They've hardly said two words to one another since the elevator. Jack is Dooley's pet, handed the best assignments from day one while Daniel's been here for months, stuck making coffee and taking the lunch orders. 

It isn't fair, but if there's one lesson to learn from war, it's that life never is. 

. 

"Sousa," Jack calls out, before he can lose his nerve, "you wanna grab a drink?" 

It's nearly eight and the night shift has settled in, even as a handful of men from the day shift lag behind. That's one thing Jack's noticed around here: no one really leaves when their shift is up. 

Sousa stares at him for a long moment, as if waiting for the punchline. 

"I promise that report will still be there in the morning.” 

It isn't much of an argument, but somehow it works.  

In true New York fashion, the bar is tiny and wildly overpriced, but it's close by and they stock the top shelf bourbon Jack used to sneak from his father's stash when he was a boy. It isn't the place he's gone with the other guys from the office; even he's not sure if it's intentional. 

Daniel is quiet, almost wary. He isn't exactly the most popular guy in the office, even if Dooley seems to have a soft spot for him at times, and Jack has never seen him go out with the guys after work before, always staying behind to keep working. His job defines him, but maybe being the resident workaholic sounded more appealing than being the resident cripple. Jack imagines that he's waiting for the other shoe to drop. 

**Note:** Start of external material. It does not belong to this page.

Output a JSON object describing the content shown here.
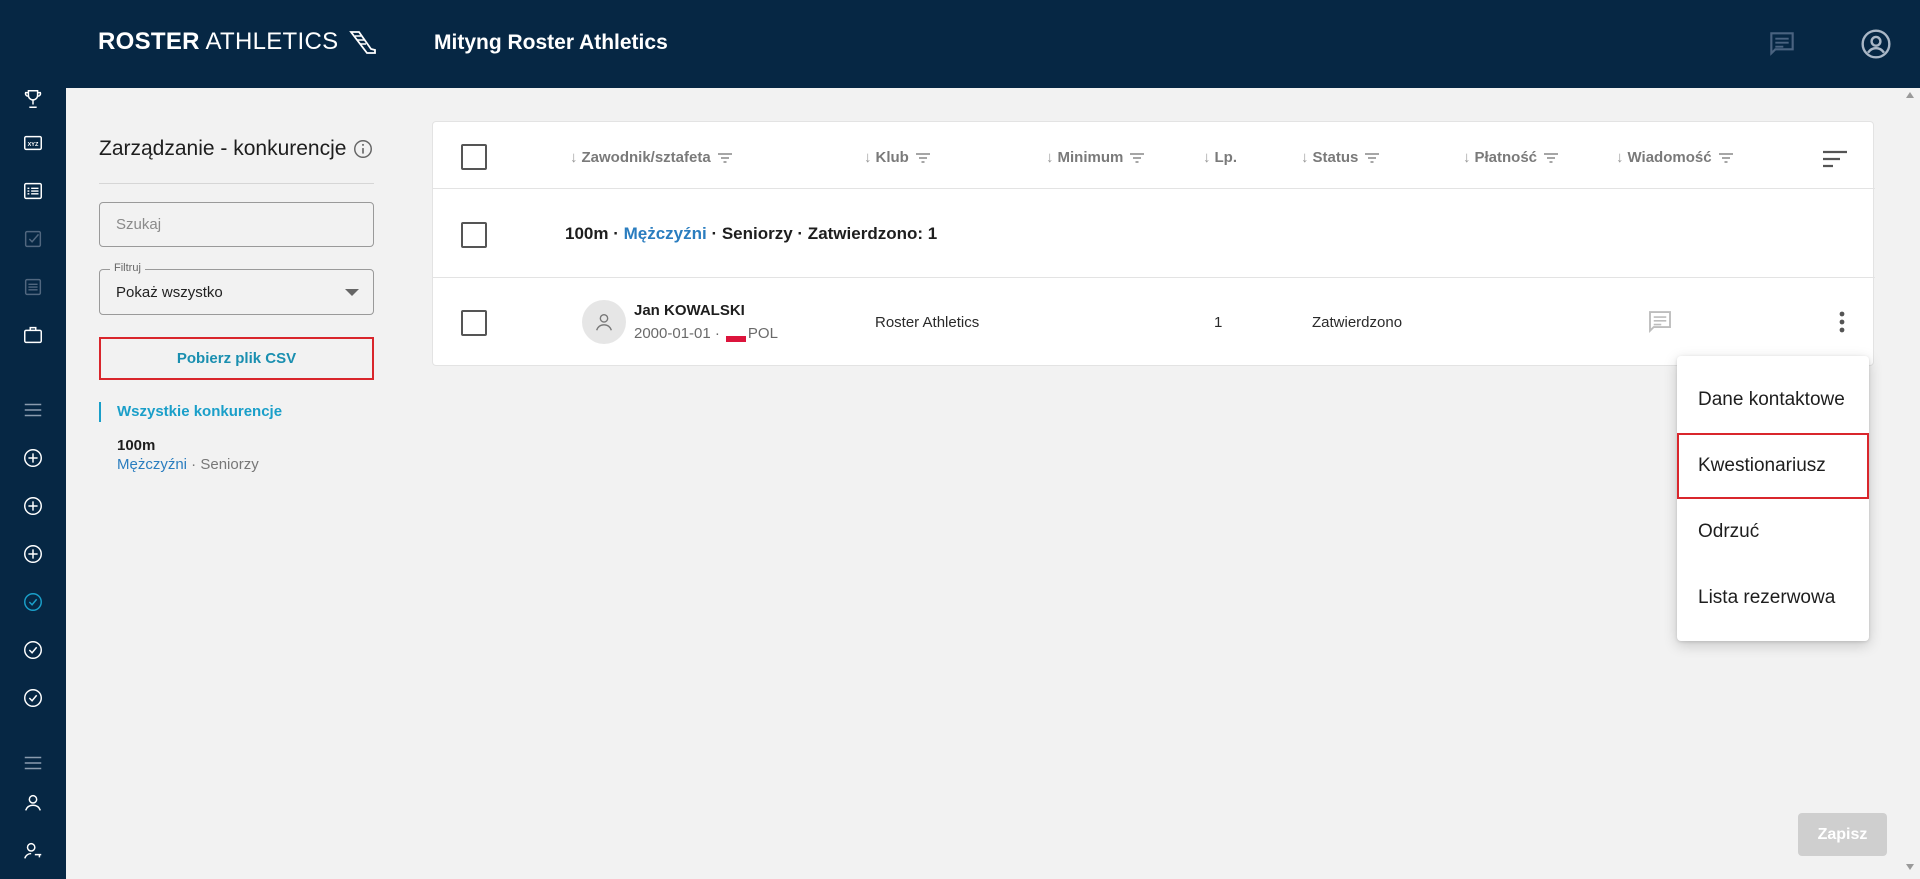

He's wearing another one of those god awful sweater vests, argyle this time. He looks ridiculous in the best of ways, with his tie loose and his hair tousled. He traces his fingertip along the edge of his glass.  

 “You don't get out much. Do you, Sousa?” 

Daniel stills, the tip of his middle finger poised on the edge of the glass. “ Maybe I'm not good company,” he says stiffly. “Not really a fan of reliving the so-called glory days.” 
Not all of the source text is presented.